In that regard, the UK is just aping China in its ask, which while not a good look for the UK is not a unique situation for Apple. One of Apple’s reported options is to carve out UK iCloud users into their own arrangement. Putting aside that Apple having one size fits all except for China and the UK makes the UK look ridiculous, it’s claimed that the UK demand goes beyond UK territorial users, meaning this option doesn’t work.
Timing is everything, and unfortunately for the UK and its mandate, this comes just weeks after the Salt Typhoon furor, where security backdoors were exploited amongst other vulnerabilities. Probably a bad time to force the same en masse.
This was the theme throughout the open letter penned by Senator Ron Wyden and Congressman Andy Biggs to Tulsi Gabbard, America’s newly installed DNI. Were Apple to comply, they warn, it would “undermine Americans’ privacy rights and expose them to espionage by China, Russia and other adversaries.”
The lawmakers correctly point out that once a backdoor is built, it likely becomes available to bad actors as well as good. This is why Amnesty and others are so vocal in their opposition to this. I’ve warned many times before that once something is developed for one government it can be demanded by all.
“The Salt Typhoon hack of U.S. telephone carriers’ wiretapping systems last year — in which President Trump and Vice President Vance’s calls were tapped by China — provides a perfect example of the dangers of surveillance backdoors. They will inevitably be compromised by sophisticated foreign adversaries and exploited in ways harmful to U.S. national security.”
The letter cites other Chinese security compromises, including when its hackers “broke into Microsoft’s systems storing federal agencies’ emails,” where they proceeded to “download approximately 60,000 emails from State Department alone.”
Probably best not to help China more easily surveil Americans, runs the argument. “If Apple is forced to build a backdoor in its products, that backdoor will end up in Americans’ phones, tablets, and computers, undermining the security of Americans’ data, as well as of the countless federal, state and local government agencies that entrust sensitive data to Apple products.”

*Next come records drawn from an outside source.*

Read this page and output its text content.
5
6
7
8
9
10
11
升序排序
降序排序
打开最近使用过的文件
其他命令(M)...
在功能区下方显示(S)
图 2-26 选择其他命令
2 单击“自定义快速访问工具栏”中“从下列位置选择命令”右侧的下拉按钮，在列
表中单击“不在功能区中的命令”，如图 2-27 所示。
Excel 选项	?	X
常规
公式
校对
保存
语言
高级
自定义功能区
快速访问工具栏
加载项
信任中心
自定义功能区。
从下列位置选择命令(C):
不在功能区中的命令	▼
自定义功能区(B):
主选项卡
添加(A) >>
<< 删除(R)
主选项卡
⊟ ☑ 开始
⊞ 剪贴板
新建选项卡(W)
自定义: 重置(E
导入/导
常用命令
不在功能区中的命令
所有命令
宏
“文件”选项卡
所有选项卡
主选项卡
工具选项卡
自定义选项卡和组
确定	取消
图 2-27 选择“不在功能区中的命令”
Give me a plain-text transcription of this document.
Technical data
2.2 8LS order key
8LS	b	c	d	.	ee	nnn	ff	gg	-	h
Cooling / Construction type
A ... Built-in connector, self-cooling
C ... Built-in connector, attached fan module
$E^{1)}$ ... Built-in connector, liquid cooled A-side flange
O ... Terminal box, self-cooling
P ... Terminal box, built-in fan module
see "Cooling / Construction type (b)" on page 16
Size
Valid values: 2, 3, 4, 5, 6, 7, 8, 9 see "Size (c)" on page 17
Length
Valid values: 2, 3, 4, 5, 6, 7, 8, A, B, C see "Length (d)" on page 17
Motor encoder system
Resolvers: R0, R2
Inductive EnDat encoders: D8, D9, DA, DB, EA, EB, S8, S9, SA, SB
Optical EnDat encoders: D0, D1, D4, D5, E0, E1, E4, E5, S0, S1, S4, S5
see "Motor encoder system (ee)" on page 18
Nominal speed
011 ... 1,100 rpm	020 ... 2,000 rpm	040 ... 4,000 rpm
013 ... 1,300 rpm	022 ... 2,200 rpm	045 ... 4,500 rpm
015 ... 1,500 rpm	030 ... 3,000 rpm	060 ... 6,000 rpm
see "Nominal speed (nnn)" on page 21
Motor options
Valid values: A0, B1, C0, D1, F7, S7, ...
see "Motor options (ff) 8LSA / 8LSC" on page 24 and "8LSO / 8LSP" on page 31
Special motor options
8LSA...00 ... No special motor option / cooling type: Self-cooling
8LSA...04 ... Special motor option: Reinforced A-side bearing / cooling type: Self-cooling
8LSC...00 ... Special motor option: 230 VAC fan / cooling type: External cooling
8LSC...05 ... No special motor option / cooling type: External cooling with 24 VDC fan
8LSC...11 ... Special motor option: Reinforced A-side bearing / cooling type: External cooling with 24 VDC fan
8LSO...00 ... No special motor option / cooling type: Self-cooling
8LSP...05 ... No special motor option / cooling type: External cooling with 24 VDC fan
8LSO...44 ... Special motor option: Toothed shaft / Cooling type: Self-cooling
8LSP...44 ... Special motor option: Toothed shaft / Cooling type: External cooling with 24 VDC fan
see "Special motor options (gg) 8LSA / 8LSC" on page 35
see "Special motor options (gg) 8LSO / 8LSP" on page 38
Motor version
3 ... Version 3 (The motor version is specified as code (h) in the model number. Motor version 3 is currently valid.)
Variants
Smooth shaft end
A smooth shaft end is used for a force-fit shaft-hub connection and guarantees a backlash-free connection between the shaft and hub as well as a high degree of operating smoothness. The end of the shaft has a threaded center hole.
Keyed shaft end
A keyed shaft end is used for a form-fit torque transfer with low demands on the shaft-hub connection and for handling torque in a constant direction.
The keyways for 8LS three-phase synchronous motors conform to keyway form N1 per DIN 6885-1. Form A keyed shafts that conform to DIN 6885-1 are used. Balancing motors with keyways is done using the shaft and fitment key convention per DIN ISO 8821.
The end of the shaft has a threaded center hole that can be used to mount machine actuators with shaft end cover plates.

The ask is for the U.S. to withdraw intel collaboration with the U.K. unless this mandate is reversed. I am hopeful that the furor that has arisen in the last week will prompt a secretive retreat on this request. I am yet to see any security expert suggest this is a good plan without macro-level risks. If there are any out there, please get in touch.
Meanwhile, iPhone’s core proposition remains on the line — all eyes now on Apple.